HUD’s recently released Fiscal Year (FY) 2025 CoC Notice of Funding Opportunity (NOFO) had outlined its intent to defund permanent supportive housing (PSH) and enact other unprecedented changes around homelessness funding. Two lawsuits were filed to challenge the NOFO, and litigation remains ongoing despite HUD’s latest action.

HUD has announced it will release an updated FY25 CoC NOFO with “technical corrections.” Congressional advocacy remains crucial, as the late timing alone of a new FY25 NOFO would result in major funding delays and gaps for CoC-funded projects, which would lead to people losing their housing and services. Congress can act now by renewing current CoC grants for another year.

Read more about how threats to PSH and the CoC program would harm older adults, and urge Congress today to protect PSH and CoC funding.

Senate Fails to Extend Enhanced ACA Premium Tax Credits

As the December 31 expiration of the Affordable Care Act Marketplace enhanced premium tax credits (ePTCs) approaches, the Senate voted on two health care bills on Thursday. Neither received the 60 votes needed to pass. 

The Lower Health Care Costs Act (S. 3385) introduced by Senator Schumer (D-NY) would extend ePTCs for three years. The bill failed by a vote of 51 to 48, with four Republicans joining all Democrats in voting yes.

The Health Care Freedom for Patients Act of 2025 (S. 3386), introduced by Senators Cassidy (R-LA) and Crapo (R-ID), also failed by a vote of 51 to 48, with no Democrats voting yes. This bill would not extend the ePTCs but instead provide health savings account funding to people with income below 700% of the federal poverty level who purchase high-deductible health plans.

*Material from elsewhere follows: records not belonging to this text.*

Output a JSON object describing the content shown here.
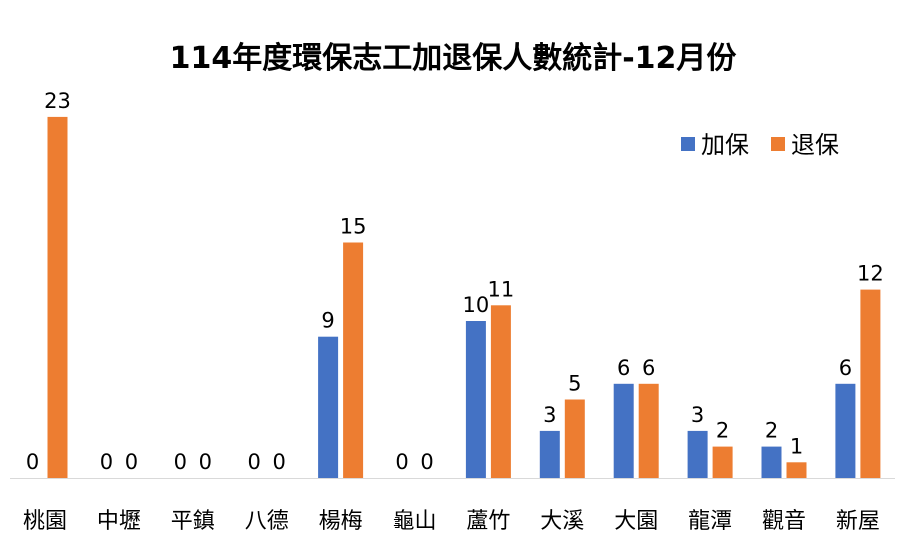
{
  "chart_data": {
    "type": "bar",
    "title": "114年度環保志工加退保人數統計-12月份",
    "categories": [
      "桃園",
      "中壢",
      "平鎮",
      "八德",
      "楊梅",
      "龜山",
      "蘆竹",
      "大溪",
      "大園",
      "龍潭",
      "觀音",
      "新屋"
    ],
    "series": [
      {
        "name": "加保",
        "color": "#4472C4",
        "values": [
          0,
          0,
          0,
          0,
          9,
          0,
          10,
          3,
          6,
          3,
          2,
          6
        ]
      },
      {
        "name": "退保",
        "color": "#ED7D31",
        "values": [
          23,
          0,
          0,
          0,
          15,
          0,
          11,
          5,
          6,
          2,
          1,
          12
        ]
      }
    ],
    "ylim": [
      0,
      25
    ],
    "grid": false,
    "legend": "top-right",
    "data_labels": true
  }
}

The bill also includes cuts to Medicaid and health care that were taken out of H.R. 1 because they violated budget reconciliation process rules. These include cutting federal Medicaid expansion funding for states that use their own funds to cover health care for immigrants from 90% to 80%; ending the requirement that states provide Medicaid applicants with a 90-day reasonable opportunity period to verify their citizenship or immigration status; and prohibiting the use of federal Medicaid funding for gender transition services and excluding them as an essential health benefit for ACA Marketplace plans.

DOJ Rolls Back Title VI Anti-Discrimination Rules

This week, the Department of Justice (DOJ) ended long-standing regulations under Title VI that prohibited “any program or activity receiving Federal financial assistance” from having policies or practices that disproportionately discriminate against people based on their “race, color, or national origin.”

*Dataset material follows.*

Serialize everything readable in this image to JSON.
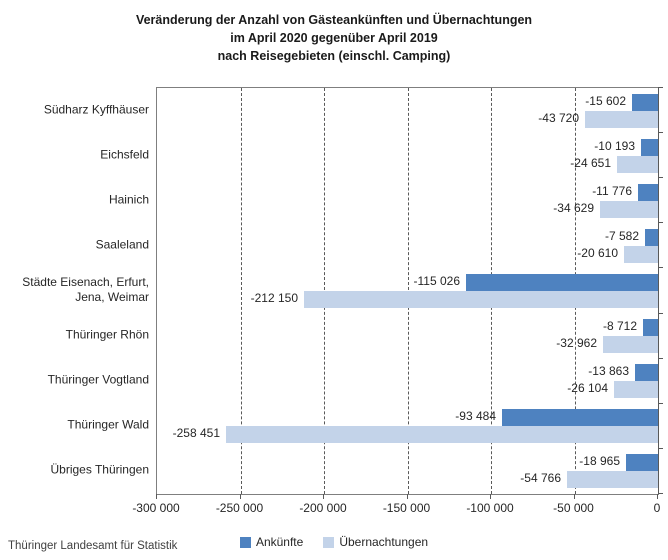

The Department issued this final rule without public input through notice and comment. The Supreme Court had previously found no private cause of action for disparate impact claims under Title VI and limited enforcement of those claims to the DOJ.

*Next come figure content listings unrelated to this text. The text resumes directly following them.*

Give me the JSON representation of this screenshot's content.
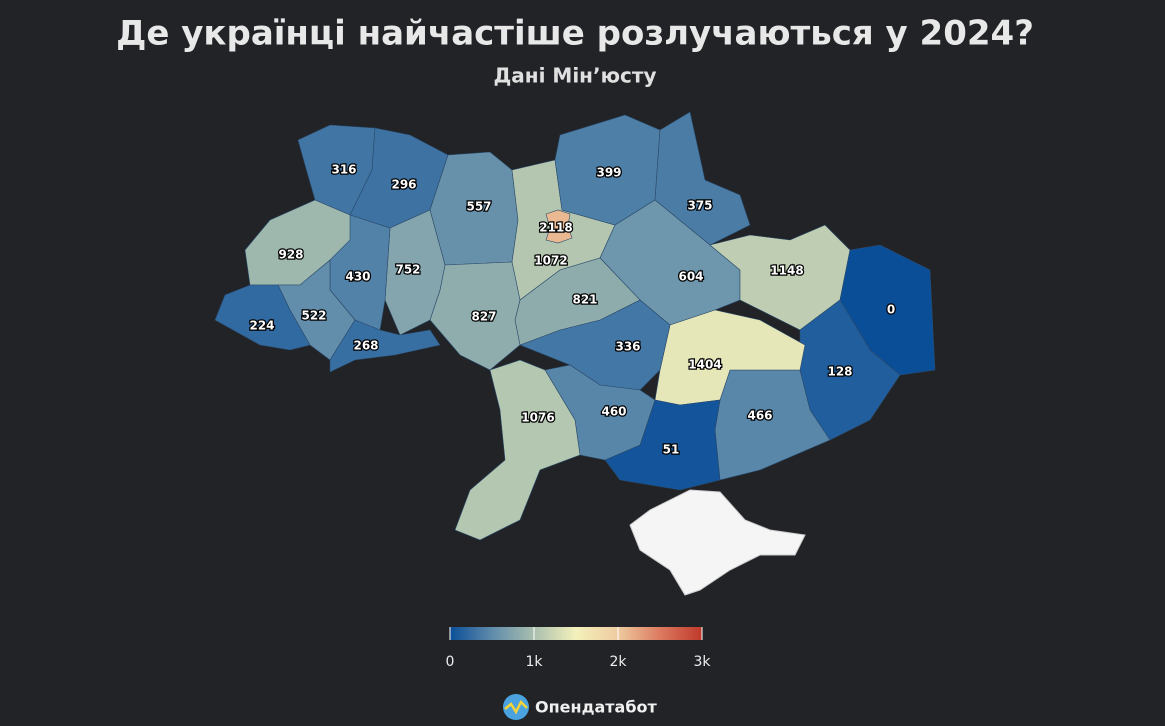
{
  "title": "Де українці найчастіше розлучаються у 2024?",
  "subtitle": "Дані Мін’юсту",
  "regions": [
    {
      "value": 316
    },
    {
      "value": 296
    },
    {
      "value": 557
    },
    {
      "value": 1072
    },
    {
      "value": 2118
    },
    {
      "value": 399
    },
    {
      "value": 375
    },
    {
      "value": 604
    },
    {
      "value": 1148
    },
    {
      "value": 0
    },
    {
      "value": 128
    },
    {
      "value": 466
    },
    {
      "value": 1404
    },
    {
      "value": 51
    },
    {
      "value": 336
    },
    {
      "value": 460
    },
    {
      "value": 1076
    },
    {
      "value": 821
    },
    {
      "value": 827
    },
    {
      "value": 752
    },
    {
      "value": 430
    },
    {
      "value": 928
    },
    {
      "value": 522
    },
    {
      "value": 224
    },
    {
      "value": 268
    }
  ],
  "color_scale": {
    "range": [
      0,
      3000
    ],
    "colors": [
      "#0b4e98",
      "#5f8bab",
      "#a9bfae",
      "#f4f1bb",
      "#eecba0",
      "#dc7a5f",
      "#c0392b"
    ],
    "ticks": [
      0,
      {
        "value": 1000,
        "label": "1k"
      },
      {
        "value": 2000,
        "label": "2k"
      },
      {
        "value": 3000,
        "label": "3k"
      }
    ]
  },
  "source": "Опендатабот"
}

This new rule will end federal Title VI enforcement against seemingly neutral policies or practices that have a discriminatory effect, or “disparate impact,” on protected groups. In other words, disparate impact will no longer be grounds for discrimination claims under Title VI.

The Department’s actions remove important protections that ensure non-discriminatory access to countless federally funded programs relied upon by older adults. While the ability to bring claims of intentional discrimination under Title VI still exists, it will be increasingly difficult to address disparate impact discrimination.

DOJ and the various Offices of Civil Rights within federal agencies will no longer investigate disparate impact claims involving federally funded programs.

2026 Financial Eligibility Standards for Medicaid SSI, Spousal Impoverishment, MSPs, and LIS

The Centers for Medicare and Medicaid Services (CMS) published updated 2026 financial eligibility standards for Supplemental Security Income (SSI), spousal impoverishment protections, and Medicare Savings Programs (MSPs).

As of January 1, 2026, the minimum resource limit for three MSPs (Qualified Medicare Beneficiary, Specified Low-Income Medicare Beneficiary, and Qualifying Individual) will be $9,950 (single) and $14,910 (married). Fifteen states and the District of Columbia currently have more generous resource standards for MSPs.

In 2026, the 300% SSI income limit (special income rule) will be $2,982 per month, while the SSI resource limit remains at $2,000 for an individual. The bulletin also provides the 2026 spousal impoverishment standards, including the monthly maintenance needs allowance, community spouse housing allowance and resource standards, and home equity limits. 

CMS also updated the Medicare Part D Low-Income Subsidy Resource and Cost-Sharing Limits. For 2026, the Low-Income Subsidy (LIS or Extra Help) resource limits are $16,590 (single) and $33,100 (married), and cost-sharing limits range from $0 to $12.65 per medication.